Create an AWS Step Functions workflow and add two states. Add the first state before the Lambda function. Configure the second state as a Wait state to periodically check whether the Athena query has finished using the Athena Boto3 get_query_execution API call. Configure the workflow to invoke the next query when the current query has finished running.

C.

Use an AWS Glue Python shell job and the Athena Boto3 client start_query_execution API call to invoke the Athena queries programmatically.

D.

Use an AWS Glue Python shell script to run a sleep timer that checks every 5 minutes to determine whether the current Athena query has finished running successfully. Configure the Python shell script to invoke the next query when the current query has finished running.

E.

Use Amazon Managed Workflows for Apache Airflow (Amazon MWAA) to orchestrate the Athena queries in AWS Batch.

Questions 38

A company uses an Amazon Redshift provisioned cluster as its database. The Redshift cluster has five reserved ra3.4xlarge nodes and uses key distribution.

A data engineer notices that one of the nodes frequently has a CPU load over 90%. SQL Queries that run on the node are queued. The other four nodes usually have a CPU load under 15% during daily operations.

The data engineer wants to maintain the current number of compute nodes. The data engineer also wants to balance the load more evenly across all five compute nodes.

Which solution will meet these requirements?

Options:
A.

Change the sort key to be the data column that is most often used in a WHERE clause of the SQL SELECT statement.

B.

Change the distribution key to the table column that has the largest dimension.

C.

Upgrade the reserved node from ra3.4xlarqe to ra3.16xlarqe.

D.

Change the primary key to be the data column that is most often used in a WHERE clause of the SQL SELECT statement.

Questions 39

A company has an application that uses a microservice architecture. The company hosts the application on an Amazon Elastic Kubernetes Services (Amazon EKS) cluster.

The company wants to set up a robust monitoring system for the application. The company needs to analyze the logs from the EKS cluster and the application. The company needs to correlate the cluster's logs with the application's traces to identify points of failure in the whole application request flow.

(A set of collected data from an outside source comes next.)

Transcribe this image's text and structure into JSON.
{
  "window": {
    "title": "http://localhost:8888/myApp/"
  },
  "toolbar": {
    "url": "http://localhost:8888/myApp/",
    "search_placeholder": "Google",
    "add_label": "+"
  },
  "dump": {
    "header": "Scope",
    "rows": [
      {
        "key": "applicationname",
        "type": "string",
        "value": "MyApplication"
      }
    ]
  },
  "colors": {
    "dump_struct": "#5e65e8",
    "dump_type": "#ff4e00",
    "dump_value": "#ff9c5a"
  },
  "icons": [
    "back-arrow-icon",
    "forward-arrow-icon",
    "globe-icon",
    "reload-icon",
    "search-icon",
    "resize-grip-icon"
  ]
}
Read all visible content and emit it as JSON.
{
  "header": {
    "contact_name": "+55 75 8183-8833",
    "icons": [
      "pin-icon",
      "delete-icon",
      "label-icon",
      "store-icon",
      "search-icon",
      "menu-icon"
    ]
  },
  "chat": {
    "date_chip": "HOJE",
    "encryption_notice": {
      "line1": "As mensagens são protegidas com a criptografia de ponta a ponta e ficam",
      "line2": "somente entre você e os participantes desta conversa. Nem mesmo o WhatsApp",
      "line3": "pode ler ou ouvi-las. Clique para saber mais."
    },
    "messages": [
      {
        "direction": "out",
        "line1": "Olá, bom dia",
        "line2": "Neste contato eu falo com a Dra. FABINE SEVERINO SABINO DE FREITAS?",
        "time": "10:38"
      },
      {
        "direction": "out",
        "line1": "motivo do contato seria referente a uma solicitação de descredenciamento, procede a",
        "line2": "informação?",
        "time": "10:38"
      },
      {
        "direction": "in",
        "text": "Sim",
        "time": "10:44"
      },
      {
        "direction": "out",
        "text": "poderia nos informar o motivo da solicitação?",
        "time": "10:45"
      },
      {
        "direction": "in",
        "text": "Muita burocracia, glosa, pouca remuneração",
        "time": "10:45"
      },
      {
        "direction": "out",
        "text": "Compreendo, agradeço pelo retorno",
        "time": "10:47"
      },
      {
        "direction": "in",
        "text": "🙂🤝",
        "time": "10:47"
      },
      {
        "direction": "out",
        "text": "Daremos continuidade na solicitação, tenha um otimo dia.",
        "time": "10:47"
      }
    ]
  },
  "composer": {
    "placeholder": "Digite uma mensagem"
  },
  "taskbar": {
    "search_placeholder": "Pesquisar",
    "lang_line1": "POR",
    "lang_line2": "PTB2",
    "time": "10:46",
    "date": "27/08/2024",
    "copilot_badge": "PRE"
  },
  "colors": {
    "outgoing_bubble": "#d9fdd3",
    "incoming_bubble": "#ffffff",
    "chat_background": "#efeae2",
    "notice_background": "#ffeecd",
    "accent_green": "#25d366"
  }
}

Which combination of steps will meet these requirements with the LEAST development effort? (Select TWO.)

Options:
A.

Use FluentBit to collect logs. Use OpenTelemetry to collect traces.

B.

Use Amazon CloudWatch to collect logs. Use Amazon Kinesis to collect traces.

C.

Use Amazon CloudWatch to collect logs. Use Amazon Managed Streaming for Apache Kafka (Amazon MSK) to collect traces.

D.

Use Amazon OpenSearch to correlate the logs and traces.

E.

Use AWS Glue to correlate the logs and traces.

Questions 40

A data engineer must manage the ingestion of real-time streaming data into AWS. The data engineer wants to perform real-time analytics on the incoming streaming data by using time-based aggregations over a window of up to 30 minutes. The data engineer needs a solution that is highly fault tolerant.

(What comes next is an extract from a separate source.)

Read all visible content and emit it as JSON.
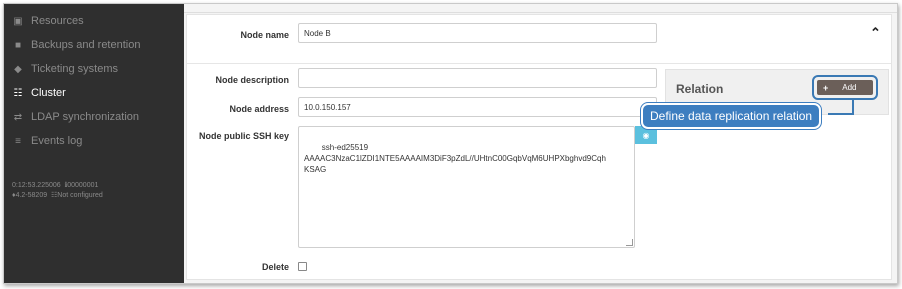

Which solution will meet these requirements with the LEAST operational overhead?

Options:
A.

Use an AWS Lambda function that includes both the business and the analytics logic to perform time-based aggregations over a window of up to 30 minutes for the data in Amazon Kinesis Data Streams.

B.

Use Amazon Managed Service for Apache Flink (previously known as Amazon Kinesis Data Analytics) to analyze the data that might occasionally contain duplicates by using multiple types of aggregations.

C.

Use an AWS Lambda function that includes both the business and the analytics logic to perform aggregations for a tumbling window of up to 30 minutes, based on the event timestamp.

D.

Use Amazon Managed Service for Apache Flink (previously known as Amazon Kinesis Data Analytics) to analyze the data by using multiple types of aggregations to perform time-based analytics over a window of up to 30 minutes.